A growth mindset about morality


Is morality hereditary or mainly dependent on upbringing? What is your answer to this question? And to what extent do you think your answer to the question affects your moral self-image? In other words, what is the influence of your morality mindset? Read more.

Our moral self-image

How does our moral self-image come about? In other words, what factors determine to what extent we see ourselves as a good person? To what extent does heredity play a role in this? Does a child inherit the morality of his parents? And to what extent does upbringing play a role? These are difficult questions to answer.

Beliefs About the Heredity of Morality

Apart from the actual influence of heredity and upbringing on your moral self-image, there is another factor that can play a role. That factor is your beliefs about the heredity of morality. Could it be that people who think morality is hereditary base their moral self-image more on the morality of their parents? And could it be that people who think that morality is hereditary base their moral self-image on the morality of their parents?

Research Peetz et al.

Peetz et al. (2021) investigated this. In seven experimental studies (total N = 2,628) they asked respondents to recall moral or immoral acts of their parents and of unrelated individuals. They also measured the extent to which the respondents believed morality is hereditary.

The researchers looked at the extent to which remembering (im)moral actions of parents led to a temporary shift in the respondents' moral self-image. In particular, they were interested in how the respondents' beliefs about the heredity of morality affected the magnitude of such shifts in self-image.

Beliefs influenced moral self-image

The researchers found that respondents who saw morality as hereditary indeed shifted their self-image in the direction of the (im)moral act of the parent they had just remembered.

For respondents who did not believe that morality is hereditary, the moral self-image did not shift after they remembered an (im) moral act of their parents.

Thinking back to an (im)moral act of an unrelated individual had no effect on the moral self-image, regardless of the belief about heredity.

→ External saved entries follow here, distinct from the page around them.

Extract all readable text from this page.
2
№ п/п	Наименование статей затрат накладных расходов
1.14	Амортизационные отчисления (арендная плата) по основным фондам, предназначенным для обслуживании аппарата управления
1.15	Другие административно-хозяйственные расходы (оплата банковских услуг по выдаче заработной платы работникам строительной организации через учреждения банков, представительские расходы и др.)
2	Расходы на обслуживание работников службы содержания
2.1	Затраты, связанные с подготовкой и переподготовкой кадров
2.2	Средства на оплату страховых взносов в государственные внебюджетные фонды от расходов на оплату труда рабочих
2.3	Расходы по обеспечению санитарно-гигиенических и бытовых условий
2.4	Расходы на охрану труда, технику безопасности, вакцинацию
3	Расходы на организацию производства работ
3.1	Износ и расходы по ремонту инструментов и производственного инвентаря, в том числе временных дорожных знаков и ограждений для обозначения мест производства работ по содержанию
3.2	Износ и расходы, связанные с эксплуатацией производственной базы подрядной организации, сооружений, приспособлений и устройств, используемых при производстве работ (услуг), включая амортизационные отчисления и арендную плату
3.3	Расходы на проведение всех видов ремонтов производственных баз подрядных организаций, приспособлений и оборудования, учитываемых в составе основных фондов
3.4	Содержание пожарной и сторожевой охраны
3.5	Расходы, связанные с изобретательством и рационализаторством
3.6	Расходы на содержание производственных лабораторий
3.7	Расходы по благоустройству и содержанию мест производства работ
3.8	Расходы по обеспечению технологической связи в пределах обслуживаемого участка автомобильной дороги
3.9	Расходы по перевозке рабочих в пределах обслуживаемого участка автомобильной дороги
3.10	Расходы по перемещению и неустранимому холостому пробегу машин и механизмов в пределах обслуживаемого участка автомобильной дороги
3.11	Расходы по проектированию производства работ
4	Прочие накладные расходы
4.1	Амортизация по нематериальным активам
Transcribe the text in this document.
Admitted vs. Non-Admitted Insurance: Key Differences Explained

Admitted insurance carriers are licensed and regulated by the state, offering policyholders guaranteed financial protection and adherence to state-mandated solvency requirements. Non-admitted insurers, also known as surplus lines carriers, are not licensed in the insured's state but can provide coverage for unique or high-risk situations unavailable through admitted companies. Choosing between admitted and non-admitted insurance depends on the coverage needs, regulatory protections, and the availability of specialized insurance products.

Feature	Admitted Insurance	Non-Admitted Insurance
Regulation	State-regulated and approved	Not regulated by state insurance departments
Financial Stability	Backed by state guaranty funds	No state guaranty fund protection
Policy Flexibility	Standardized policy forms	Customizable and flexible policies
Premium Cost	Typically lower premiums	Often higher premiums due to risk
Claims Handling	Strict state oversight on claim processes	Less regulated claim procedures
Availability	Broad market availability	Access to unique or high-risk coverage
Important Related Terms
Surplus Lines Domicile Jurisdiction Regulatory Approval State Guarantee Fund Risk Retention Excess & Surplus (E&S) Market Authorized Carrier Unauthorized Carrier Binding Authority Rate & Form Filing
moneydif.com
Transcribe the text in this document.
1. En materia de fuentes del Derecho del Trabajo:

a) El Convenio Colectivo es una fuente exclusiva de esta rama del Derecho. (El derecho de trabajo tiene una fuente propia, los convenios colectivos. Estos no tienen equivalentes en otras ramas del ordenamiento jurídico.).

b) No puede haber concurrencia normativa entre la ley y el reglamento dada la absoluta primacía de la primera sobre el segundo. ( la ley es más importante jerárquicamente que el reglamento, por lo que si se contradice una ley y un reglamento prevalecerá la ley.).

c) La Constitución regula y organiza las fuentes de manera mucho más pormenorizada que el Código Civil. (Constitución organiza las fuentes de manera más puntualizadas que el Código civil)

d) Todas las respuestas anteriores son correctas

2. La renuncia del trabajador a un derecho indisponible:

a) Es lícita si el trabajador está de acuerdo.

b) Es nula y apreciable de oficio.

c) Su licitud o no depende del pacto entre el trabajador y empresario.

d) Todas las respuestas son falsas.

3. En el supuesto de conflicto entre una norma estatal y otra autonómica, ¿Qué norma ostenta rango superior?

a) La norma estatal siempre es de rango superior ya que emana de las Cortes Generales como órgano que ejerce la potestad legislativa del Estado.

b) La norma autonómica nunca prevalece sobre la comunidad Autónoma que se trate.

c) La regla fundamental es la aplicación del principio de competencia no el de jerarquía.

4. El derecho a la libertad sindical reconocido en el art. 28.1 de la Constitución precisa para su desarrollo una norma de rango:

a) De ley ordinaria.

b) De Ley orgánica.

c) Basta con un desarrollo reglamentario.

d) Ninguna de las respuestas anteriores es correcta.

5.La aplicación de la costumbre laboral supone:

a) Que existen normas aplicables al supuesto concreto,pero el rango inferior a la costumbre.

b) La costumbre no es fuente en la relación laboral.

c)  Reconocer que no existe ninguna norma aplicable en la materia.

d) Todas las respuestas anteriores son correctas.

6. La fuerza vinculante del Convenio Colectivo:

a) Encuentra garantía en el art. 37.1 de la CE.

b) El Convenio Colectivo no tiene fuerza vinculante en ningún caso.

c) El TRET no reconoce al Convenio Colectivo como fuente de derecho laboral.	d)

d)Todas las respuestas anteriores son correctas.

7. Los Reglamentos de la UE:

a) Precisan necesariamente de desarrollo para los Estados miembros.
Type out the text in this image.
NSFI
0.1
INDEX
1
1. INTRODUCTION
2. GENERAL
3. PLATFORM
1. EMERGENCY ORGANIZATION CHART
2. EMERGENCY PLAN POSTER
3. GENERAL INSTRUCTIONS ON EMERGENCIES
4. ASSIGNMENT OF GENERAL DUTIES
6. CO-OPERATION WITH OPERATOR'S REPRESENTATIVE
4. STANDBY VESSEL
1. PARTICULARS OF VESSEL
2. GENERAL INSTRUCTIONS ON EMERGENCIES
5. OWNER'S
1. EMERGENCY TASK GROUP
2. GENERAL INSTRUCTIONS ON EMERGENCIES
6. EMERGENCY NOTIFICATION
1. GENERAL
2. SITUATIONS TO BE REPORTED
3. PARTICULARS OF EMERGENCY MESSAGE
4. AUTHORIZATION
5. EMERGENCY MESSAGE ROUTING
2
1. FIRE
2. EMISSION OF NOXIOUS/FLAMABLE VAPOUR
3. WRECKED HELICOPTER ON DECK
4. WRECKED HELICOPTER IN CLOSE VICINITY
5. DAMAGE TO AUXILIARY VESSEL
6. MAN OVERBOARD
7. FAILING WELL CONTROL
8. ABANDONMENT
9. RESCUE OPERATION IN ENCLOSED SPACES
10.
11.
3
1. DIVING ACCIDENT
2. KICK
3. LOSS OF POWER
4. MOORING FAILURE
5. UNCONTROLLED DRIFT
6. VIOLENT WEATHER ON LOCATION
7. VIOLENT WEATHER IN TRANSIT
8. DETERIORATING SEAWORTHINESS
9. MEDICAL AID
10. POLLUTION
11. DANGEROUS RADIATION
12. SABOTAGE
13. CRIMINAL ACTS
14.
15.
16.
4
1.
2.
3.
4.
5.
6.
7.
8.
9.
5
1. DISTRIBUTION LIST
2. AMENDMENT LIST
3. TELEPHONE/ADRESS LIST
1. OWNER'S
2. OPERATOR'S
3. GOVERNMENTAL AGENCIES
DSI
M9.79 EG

Beliefs influenced moral behavior

Respondents who believed in the heritability of morality also chose less helpful responses to hypothetical help scenarios if they remembered unhelpful (versus helpful) actions by a genetically related relative.

Morality mindset

How we think about the heredity of morality influences how we respond to moral or immoral acts of kin. It can lead to a shift in our moral self-image. I think it would be good to cultivate a growth mindset about morality.

Believing that we are not automatically stuck with the morality of our parents seems liberating to me. Think of children of NSBs or criminals. We do not need to view them as immoral and neither do they themselves. The condition is that we do not see morality as hereditary and unchangeable.